Ce même jour, le commandant Soulatgé, le sergent-major ­Fossé, les citoyens Berthomieu et Piquet père, résistants au mouvement populaire, sont capturés par la foule, puis relâchés sur l’ordre de Digeon. Nuit et jour, ce même peuple reste en permanence sur cette place pour s’opposer à une attaque éven­tuelle de la force armée.

Le 26, dans la matinée, Raynal aîné vient, très courageuse­ment, haranguer ce peuple, l’engageant à cesser ce mouvement et à se disperser. Appréhendé par quelques manifestants, on le conduit devant Digeon qui le fait enfermer comme otage avec les deux officiers retenus la veille.
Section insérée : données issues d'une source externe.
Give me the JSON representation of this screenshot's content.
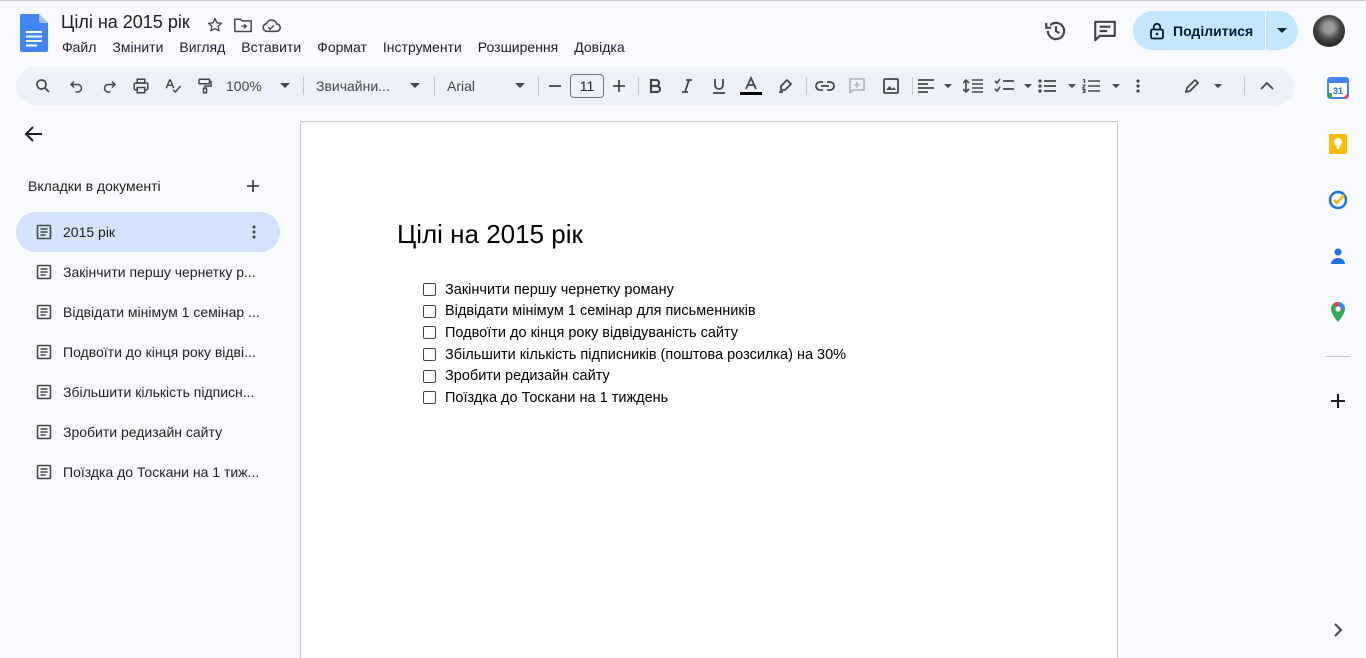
{
  "header": {
    "title": "Цілі на 2015 рік",
    "menu": [
      "Файл",
      "Змінити",
      "Вигляд",
      "Вставити",
      "Формат",
      "Інструменти",
      "Розширення",
      "Довідка"
    ],
    "share_label": "Поділитися"
  },
  "toolbar": {
    "zoom": "100%",
    "style": "Звичайни...",
    "font": "Arial",
    "font_size": "11"
  },
  "sidebar": {
    "title": "Вкладки в документі",
    "items": [
      {
        "label": "2015 рік"
      },
      {
        "label": "Закінчити першу чернетку р..."
      },
      {
        "label": "Відвідати мінімум 1 семінар ..."
      },
      {
        "label": "Подвоїти до кінця року відві..."
      },
      {
        "label": "Збільшити кількість підписн..."
      },
      {
        "label": "Зробити редизайн сайту"
      },
      {
        "label": "Поїздка до Тоскани на 1 тиж..."
      }
    ]
  },
  "document": {
    "heading": "Цілі на 2015 рік",
    "checklist": [
      "Закінчити першу чернетку роману",
      "Відвідати мінімум 1 семінар для письменників",
      "Подвоїти до кінця року відвідуваність сайту",
      "Збільшити кількість підписників (поштова розсилка) на 30%",
      "Зробити редизайн сайту",
      "Поїздка до Тоскани на 1 тиждень"
    ]
  },
  "side_panel": {
    "calendar_day": "31",
    "icons": [
      "calendar-icon",
      "keep-icon",
      "tasks-icon",
      "contacts-icon",
      "maps-icon",
      "add-icon",
      "expand-icon"
    ]
  },
  "colors": {
    "accent": "#0b57d0",
    "share_bg": "#c2e7ff",
    "active_tab": "#d3e3fd",
    "toolbar_bg": "#edf2fa"
  }
}
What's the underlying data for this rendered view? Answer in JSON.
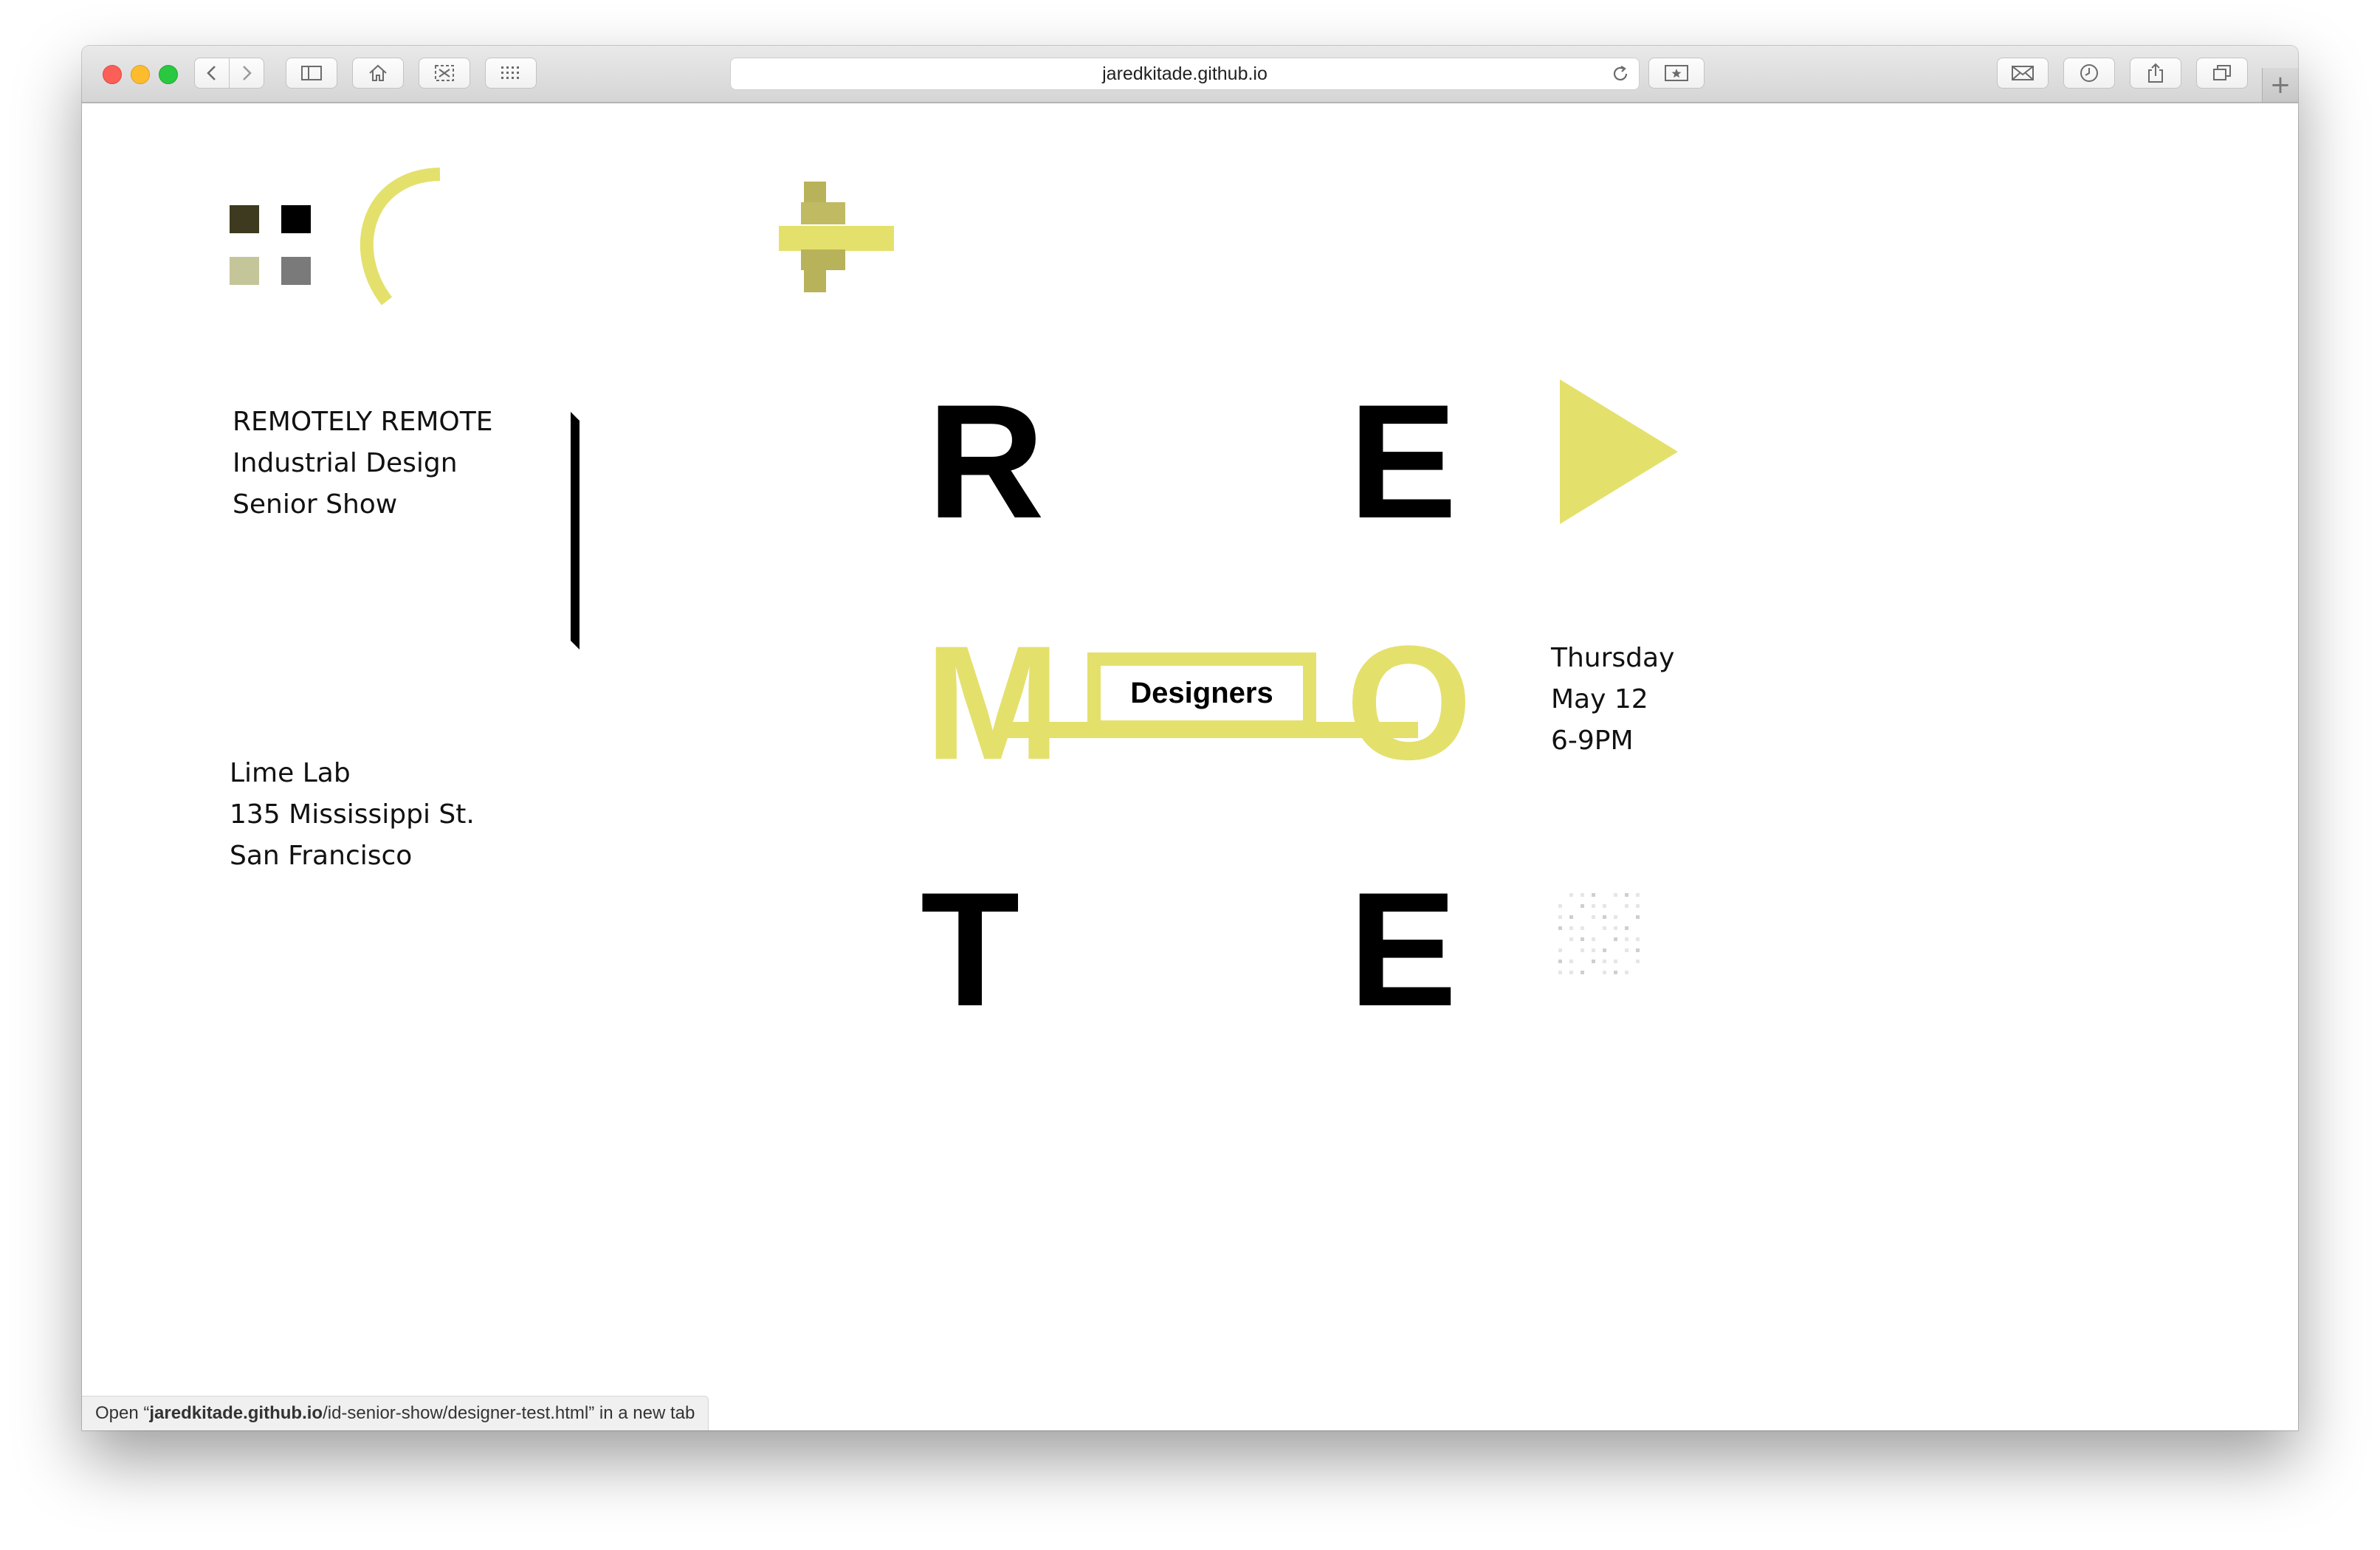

Quelques instants après, Digeon ayant reçu un billet anonyme dans lequel on le menace de mort s’il ose sortir en ville fait aussitôt mettre ses trois otages entre deux files d’hommes armés, et, se tenant lui-memce en tête du détachement, il se rend à la sous-préfecture pour en prendre possession. Il en confie la garde a Prosper Nègre, ancien professeur et bibliothécaire, membre de la Commune, avec un poste de quarante hommes commandés par Gouiry. Peu après, cet avis est placardé sur l’immeuble :

«La Commune de Narbonne est aujourd’hui la seule autorité supérieure de l’arrondissement. Une commission spéciale est déléguée par moi à la sous-préfecture pour prendre possession de tous les documents qui: s’y trouvent. La commission provisoire des forces républicaines. Signé : E. Digeon. »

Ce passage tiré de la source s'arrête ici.